You can learn a lot about your relationship by closely observing your language. Bear in mind that you slowly stray from the “I” language in a loving relationship and opt to use “We” in your sentences more. It’s essential for both parties to feel heard and communicate their ideas. This way, you start thinking as a couple, not 2 separate individuals. “We” also refers to a “partnership” where you are confident in solving problems together.
Takeaway: If your partner uses more ’’I’’ and makes all the decisions, then there isn’t any conversation between you 2. You don’t get a say, and it’s one-sided, not love.
3. Check to see whether they share everything with you.

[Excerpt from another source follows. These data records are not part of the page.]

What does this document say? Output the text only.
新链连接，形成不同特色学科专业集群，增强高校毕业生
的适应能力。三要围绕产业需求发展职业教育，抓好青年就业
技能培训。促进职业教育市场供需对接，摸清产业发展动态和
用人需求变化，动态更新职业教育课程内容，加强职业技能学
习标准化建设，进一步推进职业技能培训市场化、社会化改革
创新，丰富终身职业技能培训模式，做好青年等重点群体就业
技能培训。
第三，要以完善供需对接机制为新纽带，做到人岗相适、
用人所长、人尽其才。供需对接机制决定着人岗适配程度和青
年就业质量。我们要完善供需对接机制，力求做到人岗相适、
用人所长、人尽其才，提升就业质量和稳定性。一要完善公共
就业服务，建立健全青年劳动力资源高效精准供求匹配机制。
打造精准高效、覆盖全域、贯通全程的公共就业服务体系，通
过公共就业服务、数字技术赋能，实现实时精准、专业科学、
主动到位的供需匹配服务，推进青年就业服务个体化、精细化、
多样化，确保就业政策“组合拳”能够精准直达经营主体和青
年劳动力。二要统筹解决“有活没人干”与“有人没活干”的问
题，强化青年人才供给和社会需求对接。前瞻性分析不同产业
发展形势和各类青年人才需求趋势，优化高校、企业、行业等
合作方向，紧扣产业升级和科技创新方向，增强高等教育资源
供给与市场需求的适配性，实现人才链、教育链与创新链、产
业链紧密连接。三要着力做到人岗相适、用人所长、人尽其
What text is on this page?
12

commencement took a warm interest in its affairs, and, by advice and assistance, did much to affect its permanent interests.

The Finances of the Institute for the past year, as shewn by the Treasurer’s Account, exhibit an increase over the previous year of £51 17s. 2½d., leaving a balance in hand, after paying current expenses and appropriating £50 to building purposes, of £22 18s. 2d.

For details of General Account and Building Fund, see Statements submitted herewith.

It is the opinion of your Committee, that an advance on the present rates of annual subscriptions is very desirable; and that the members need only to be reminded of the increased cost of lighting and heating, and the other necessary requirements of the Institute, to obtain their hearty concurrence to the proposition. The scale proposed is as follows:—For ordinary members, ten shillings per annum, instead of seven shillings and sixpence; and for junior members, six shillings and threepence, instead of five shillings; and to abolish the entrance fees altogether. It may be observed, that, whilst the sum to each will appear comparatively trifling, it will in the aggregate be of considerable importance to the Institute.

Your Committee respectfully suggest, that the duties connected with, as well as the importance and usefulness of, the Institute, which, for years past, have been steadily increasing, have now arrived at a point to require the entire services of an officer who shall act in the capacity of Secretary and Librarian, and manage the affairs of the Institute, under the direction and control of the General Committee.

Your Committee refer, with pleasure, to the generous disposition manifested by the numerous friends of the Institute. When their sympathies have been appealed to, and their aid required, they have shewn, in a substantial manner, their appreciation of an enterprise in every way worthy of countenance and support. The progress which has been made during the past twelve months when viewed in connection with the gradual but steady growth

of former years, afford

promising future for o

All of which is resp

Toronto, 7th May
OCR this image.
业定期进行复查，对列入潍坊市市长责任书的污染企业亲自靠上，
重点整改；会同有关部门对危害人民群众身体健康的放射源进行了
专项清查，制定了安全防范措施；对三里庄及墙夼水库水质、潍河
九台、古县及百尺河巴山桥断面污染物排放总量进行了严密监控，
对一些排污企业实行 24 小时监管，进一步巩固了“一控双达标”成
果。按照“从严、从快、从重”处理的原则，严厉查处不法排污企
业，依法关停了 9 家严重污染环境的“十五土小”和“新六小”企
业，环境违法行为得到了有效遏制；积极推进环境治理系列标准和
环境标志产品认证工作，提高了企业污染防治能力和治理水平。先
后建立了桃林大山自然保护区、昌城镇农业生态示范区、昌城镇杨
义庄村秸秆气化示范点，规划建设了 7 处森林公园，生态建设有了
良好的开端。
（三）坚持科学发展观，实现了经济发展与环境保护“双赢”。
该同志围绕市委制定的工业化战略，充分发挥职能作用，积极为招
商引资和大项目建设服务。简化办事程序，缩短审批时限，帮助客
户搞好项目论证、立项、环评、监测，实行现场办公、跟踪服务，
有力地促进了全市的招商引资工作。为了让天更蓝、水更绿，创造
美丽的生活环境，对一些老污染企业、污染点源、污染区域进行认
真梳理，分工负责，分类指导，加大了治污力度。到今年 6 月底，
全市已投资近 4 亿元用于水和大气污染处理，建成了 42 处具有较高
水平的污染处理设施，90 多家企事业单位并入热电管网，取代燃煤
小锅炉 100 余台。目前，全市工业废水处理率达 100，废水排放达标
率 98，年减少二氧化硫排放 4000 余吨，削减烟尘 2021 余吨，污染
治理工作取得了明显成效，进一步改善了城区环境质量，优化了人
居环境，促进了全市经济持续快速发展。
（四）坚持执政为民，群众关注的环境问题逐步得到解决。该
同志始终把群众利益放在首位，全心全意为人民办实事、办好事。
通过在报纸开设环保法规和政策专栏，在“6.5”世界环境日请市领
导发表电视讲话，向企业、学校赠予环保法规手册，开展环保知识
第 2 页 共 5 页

Self-disclosure plays an essential role in a normal and healthy relationship. You may want to share confidential and personal information about your dreams, fears, past experiences, and plans with the person you love, even the things you have never told anyone. Keep this in mind and ask yourself what information you’re sharing with your partner. You can think about it another way —asking yourself if your partner opens up to you emotionally, is comfortable discussing issues with you, etc.
Takeaway: If you feel uncomfortable sharing things with the person you’re with, or if he doesn’t open up to you, it may not be a long-lasting love or a committed relationship.
4. Check to see if you influence one another.
Influence is an essential factor in a happy relationship, especially when it comes to decision-making in meaningful ways. Studies have shown that if your partner is willing to accept your influence more, they become more prominent. Still, for a relationship to be successful, it is good that both parties take the initiative. It doesn’t mean saying ’’yes’’ to every situation, but acknowledging your partner’s view even if you disagree.
Takeaway: If you find yourself in situations where you are ambivalent about accepting their influence, try listening to your other half’s views and search for ways to say ’’yes.’’
5. Check to see if you’re focused on their physical appearance.
It’s normal to be attracted to someone physically. However, if you’re constantly thinking about their appearance or how good-looking they are, and if it’s the first thing that comes to your mind, it might not be love.
Takeaway: There are other significant qualities inside a person that we need to pay attention to—for example, kindness, trustworthiness, or support.